Thank you for the article.

This is unfortunately too late for my son. He took his life 7 hours after the hospital ED discharged him. We obtained the copy of his 7 hour stay from admission to discharge from ED with questions asked and answered and vital signs and treatment , which was minimal, in my opinion. I must mention I am an RN with 46 years experience. he was 31 at the time so thanks to HIPPA we were excluded from information at the time he was in the ED. He was 4 times over the legal limit for alcohol. Alcohol toxic actually because he was seizing when we called the ambulance for him at his residence. My husband found him when he went to pick him up for Thanksgiving dinner with us. Sad to say they deemed him non-suicidal,and ok to discharge even though there were obvious "signs" in the charting., that I will not mention here. And physical symptoms such as hypertensive urgency. We tried several Lawyer firms but they declined the case. Stating" you will never get an impartial jury" when it comes to suicide. Our lives,our hearts remain broken. That was 11/23/2012.

I am so sorry for the death of your son. This should have never happened and as a nurse you know the Federal laws put in place to stop this from happening. The hospital is liable for any pt that walks out the ED's doors and dies immediately. This is exactly why I believe more should be done in ED's. I know ER nurses are overworked and overloaded, but MH pt's are told to go to ED's for help and most times they do not receive the help they deserve because it's deemed "not emergent." But it is! I firmly believe Ed's should be overhauled.

Specializes in ED.
....but if it helps to deter even one person from suicide, its worth it, don't you think?

Oh I wasn't arguing your point, quite the opposite. I was not seen in my ER, my NM took me to a crisis center for my evaluation because she would never make me be evaluated at my own ER. My mom is also a LCSW for the organization we use for crisis management, so I was a bit of a problem child when I was brought in, unfortunately. This is really good advice, truly! I guess I'm just talking out loud, what questions do you use to screen the people that know too much?

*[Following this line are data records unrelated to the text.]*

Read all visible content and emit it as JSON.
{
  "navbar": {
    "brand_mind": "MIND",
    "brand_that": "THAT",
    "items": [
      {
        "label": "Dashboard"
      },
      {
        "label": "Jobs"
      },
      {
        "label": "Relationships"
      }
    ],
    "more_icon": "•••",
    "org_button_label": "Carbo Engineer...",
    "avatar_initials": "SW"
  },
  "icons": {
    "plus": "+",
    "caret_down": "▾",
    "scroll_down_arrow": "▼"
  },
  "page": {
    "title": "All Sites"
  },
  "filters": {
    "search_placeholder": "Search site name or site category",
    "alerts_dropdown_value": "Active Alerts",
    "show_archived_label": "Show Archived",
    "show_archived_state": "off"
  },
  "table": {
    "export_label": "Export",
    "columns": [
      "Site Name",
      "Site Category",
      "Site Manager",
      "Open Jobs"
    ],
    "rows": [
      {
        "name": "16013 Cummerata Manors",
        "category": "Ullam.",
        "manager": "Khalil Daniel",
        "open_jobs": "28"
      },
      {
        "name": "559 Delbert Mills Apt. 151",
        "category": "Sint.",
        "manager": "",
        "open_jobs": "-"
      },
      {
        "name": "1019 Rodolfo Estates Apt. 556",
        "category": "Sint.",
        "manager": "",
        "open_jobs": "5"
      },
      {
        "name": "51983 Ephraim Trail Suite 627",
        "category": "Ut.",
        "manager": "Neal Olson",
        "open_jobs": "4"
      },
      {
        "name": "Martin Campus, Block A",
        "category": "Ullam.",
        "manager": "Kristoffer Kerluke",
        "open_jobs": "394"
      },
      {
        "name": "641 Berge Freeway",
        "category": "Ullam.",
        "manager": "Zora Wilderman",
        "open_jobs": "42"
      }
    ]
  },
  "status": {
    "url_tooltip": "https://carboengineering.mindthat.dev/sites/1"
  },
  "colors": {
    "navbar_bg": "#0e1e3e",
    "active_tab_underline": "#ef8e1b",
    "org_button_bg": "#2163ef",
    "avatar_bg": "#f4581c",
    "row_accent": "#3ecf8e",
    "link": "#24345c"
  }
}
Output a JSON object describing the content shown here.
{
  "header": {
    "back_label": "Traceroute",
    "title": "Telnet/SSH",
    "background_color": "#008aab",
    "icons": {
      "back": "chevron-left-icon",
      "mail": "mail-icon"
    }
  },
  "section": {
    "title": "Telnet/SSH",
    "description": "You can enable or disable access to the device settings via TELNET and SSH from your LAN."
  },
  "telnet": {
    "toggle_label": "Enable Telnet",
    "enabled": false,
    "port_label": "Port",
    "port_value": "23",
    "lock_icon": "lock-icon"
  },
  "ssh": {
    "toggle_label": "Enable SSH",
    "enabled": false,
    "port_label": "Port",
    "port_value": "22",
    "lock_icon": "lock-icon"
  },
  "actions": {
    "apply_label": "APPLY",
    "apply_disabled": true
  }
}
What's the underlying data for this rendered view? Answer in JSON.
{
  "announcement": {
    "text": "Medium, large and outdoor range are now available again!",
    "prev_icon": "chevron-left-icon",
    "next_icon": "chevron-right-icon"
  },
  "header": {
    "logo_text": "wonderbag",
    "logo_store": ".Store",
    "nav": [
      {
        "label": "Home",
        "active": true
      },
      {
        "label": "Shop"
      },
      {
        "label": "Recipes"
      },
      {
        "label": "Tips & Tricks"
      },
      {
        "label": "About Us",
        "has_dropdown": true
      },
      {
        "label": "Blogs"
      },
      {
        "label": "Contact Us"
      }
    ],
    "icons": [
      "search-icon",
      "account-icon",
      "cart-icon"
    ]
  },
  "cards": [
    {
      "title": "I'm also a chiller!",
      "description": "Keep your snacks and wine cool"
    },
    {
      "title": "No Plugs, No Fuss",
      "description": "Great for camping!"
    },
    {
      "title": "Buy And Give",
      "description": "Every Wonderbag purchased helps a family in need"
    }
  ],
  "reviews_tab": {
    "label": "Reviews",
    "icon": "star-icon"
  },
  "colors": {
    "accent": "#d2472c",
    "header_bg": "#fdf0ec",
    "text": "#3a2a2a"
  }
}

I don't wish to have my concern for those struggling called into question again so I will phrase differently this time around, which perhaps gets more to the heart of my misgivings anyway.

I favor proper training of ED nurses, and I favor an environment where those triaging and screening are RNs operating at levels of proficiency and expertise. Protocolized screenings by those who have been advanced into the triage and screening role via brief orientations are not fool-proof - - I believe these patients can be overlooked and missed even with screenings - by those who have no context, a still-developing basic knowledge base, a minimal set of prior experiences from which to draw, and a not-yet-developed sense of nursing intuition. I suspect, but can't prove, that the 8% are those who can be prudently ferreted out - and that they may not be willing to answer a screening question or two affirmatively.

I am aware of Parkland's initiative and some of the numbers and outcomes being reported and am mulling it over.

Thank you for the article.

This^^ and in relation to nursing generally, in any area. We need to get away from this task orientation and this checklist mentality, and move towards extensive knowledge acquisition and application in a variety of contexts through deliberate practice.